New Mortgage Policies to Benefit Homebuyers


A building site in Taiyuan, Shanxi province. (Photo by WU JUNJIE/CHINA NEWS SERVICE)

The differentiated home loan policies announced by the state financial authorities on Sunday will not only reduce the monthly repayment amount for homebuyers, but send a positive signal that the government is fully supportive of stable and healthy development. housing market, analysts said Monday.

In a joint statement on Sunday, the People’s Bank of China, the central bank and the China Banking and Insurance Regulatory Commission said that based on the corresponding tenor of the loan benchmark prime rates or LPRs, buyers of a first home can receive interest rates on home loans. which are 20 basis points below the lower limit for commercial banks. Interest rates for second home purchases will remain unchanged.

The move aims to support firm and rational housing demand and promote the stable and healthy development of the real estate market, the statement said.

To uphold the principle that “housing is for living in, not for speculation” and fully establish a long-term mechanism for the smooth operation of the real estate sector, cities will adopt measures in accordance with the special conditions of their real estate sector. locally, he explained.

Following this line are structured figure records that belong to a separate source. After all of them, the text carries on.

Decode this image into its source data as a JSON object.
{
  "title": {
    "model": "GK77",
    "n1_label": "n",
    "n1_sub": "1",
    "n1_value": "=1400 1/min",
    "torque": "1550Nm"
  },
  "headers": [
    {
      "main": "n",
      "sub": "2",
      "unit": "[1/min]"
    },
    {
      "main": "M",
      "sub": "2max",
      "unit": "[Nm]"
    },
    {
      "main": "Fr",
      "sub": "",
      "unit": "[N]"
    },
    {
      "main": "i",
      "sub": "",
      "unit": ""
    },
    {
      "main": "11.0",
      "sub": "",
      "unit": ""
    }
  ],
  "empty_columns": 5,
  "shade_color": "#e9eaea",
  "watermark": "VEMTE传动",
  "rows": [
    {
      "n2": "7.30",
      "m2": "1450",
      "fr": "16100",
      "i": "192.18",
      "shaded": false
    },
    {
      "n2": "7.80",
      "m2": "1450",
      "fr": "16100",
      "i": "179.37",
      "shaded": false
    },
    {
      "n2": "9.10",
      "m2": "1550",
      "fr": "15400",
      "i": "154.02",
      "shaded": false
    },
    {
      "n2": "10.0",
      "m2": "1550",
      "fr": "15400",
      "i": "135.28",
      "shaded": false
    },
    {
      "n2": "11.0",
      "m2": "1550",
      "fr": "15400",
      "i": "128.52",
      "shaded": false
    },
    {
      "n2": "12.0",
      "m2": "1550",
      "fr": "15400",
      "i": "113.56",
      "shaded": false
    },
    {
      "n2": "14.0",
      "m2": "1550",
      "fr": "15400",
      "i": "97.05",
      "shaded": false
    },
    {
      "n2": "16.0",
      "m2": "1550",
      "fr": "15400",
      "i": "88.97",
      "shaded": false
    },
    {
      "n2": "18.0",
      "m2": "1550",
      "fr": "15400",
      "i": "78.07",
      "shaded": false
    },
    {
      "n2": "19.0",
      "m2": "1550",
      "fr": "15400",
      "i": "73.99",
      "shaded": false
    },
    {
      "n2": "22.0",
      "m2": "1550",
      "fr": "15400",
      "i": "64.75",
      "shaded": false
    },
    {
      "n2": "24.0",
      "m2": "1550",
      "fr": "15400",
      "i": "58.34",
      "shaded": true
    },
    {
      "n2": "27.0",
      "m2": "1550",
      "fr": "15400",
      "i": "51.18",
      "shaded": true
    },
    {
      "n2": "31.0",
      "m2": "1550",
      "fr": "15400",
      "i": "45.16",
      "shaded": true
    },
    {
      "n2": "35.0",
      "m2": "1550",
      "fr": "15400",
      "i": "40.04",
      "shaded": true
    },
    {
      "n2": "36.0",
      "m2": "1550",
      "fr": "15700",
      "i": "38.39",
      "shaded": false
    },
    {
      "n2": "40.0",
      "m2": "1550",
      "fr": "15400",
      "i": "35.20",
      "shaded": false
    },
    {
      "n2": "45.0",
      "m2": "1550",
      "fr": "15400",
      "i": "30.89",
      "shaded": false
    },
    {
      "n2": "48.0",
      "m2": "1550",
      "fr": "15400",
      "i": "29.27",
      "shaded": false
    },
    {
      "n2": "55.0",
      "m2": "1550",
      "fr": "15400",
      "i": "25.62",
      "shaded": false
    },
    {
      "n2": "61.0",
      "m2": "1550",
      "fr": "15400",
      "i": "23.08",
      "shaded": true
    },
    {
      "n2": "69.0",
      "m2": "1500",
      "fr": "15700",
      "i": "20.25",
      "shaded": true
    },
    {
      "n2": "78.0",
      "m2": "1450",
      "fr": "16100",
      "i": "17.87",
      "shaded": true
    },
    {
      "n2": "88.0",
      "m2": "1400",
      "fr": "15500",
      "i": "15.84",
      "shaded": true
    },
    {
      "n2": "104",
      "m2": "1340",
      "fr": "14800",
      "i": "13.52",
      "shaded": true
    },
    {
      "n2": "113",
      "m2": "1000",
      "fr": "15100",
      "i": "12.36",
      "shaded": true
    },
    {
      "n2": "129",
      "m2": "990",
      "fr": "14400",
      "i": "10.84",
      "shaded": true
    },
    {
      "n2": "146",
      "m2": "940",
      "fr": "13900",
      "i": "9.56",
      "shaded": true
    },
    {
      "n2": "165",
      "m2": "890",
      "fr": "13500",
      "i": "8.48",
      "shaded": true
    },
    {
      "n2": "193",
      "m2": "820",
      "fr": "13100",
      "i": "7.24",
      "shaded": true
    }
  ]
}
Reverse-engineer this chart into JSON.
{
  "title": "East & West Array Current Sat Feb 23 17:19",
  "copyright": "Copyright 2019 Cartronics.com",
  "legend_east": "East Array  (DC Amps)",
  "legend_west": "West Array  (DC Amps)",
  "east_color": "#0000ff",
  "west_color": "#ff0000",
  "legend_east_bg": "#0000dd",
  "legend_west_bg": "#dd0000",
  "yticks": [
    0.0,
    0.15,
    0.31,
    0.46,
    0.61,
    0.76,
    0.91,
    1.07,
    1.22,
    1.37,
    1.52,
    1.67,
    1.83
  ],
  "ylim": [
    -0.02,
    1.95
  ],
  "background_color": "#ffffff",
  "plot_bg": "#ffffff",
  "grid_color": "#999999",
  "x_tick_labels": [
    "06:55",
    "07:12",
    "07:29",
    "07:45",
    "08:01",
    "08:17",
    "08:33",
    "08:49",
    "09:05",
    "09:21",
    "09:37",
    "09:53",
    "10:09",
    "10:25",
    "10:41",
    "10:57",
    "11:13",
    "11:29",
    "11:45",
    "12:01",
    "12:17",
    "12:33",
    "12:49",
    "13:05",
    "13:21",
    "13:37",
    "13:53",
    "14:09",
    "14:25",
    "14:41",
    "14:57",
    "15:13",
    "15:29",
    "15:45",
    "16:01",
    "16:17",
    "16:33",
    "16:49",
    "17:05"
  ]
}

Industry experts have welcomed the changes. “Differentiated housing lending policies will help build industry confidence. They are in line with the spirit of announcements made at recent meetings of the Political Bureau of the Communist Party of China Central Committee,” said Ding Zuyu, CEO of E-House (China) Enterprise Holdings Ltd.

During its December meetings, the Political Bureau indicated that support will be given to the real estate sector to better meet the reasonable demand for housing from buyers. For the first time, the meeting announced the goal of promoting the healthy development of the real estate industry and forming a virtuous cycle of the industry. On April 29, the Politburo reiterated that efforts should be made to improve housing policies based on local factors and to respond to strong buyer demand for better housing.

In April, the PBOC announced that it would keep the one-year prime lending rate unchanged at 3.7% and the five-year LPR, on which many lenders base their mortgage rates, also unchanged at 4.6%.

Since the beginning of this year, real estate policies have been optimized more than 200 times in more than 100 Chinese cities. The trend had become very pronounced in April, according to data from the China Index Academy.

Following nationwide home loan interest rate adjustments, more local governments are expected to come up with new measures to reduce the cost of rationally buying a home, create better conditions to stimulate market transactions and stimulate a reasonable request, said Chen Wenjing, deputy director of research at China Index Academy.

Industry experts have suggested that to maintain stable economic growth, the real estate market, which is considered one of the economic pillars, is likely to see more positive measures for its rational development.

Investment in property development in China edged down 2.7 percent year-on-year to 3.9 trillion yuan ($574 billion) in the first four months. Investment in residential buildings fell 2.1 percent year on year to about 2.95 trillion yuan, according to data from the National Bureau of Statistics.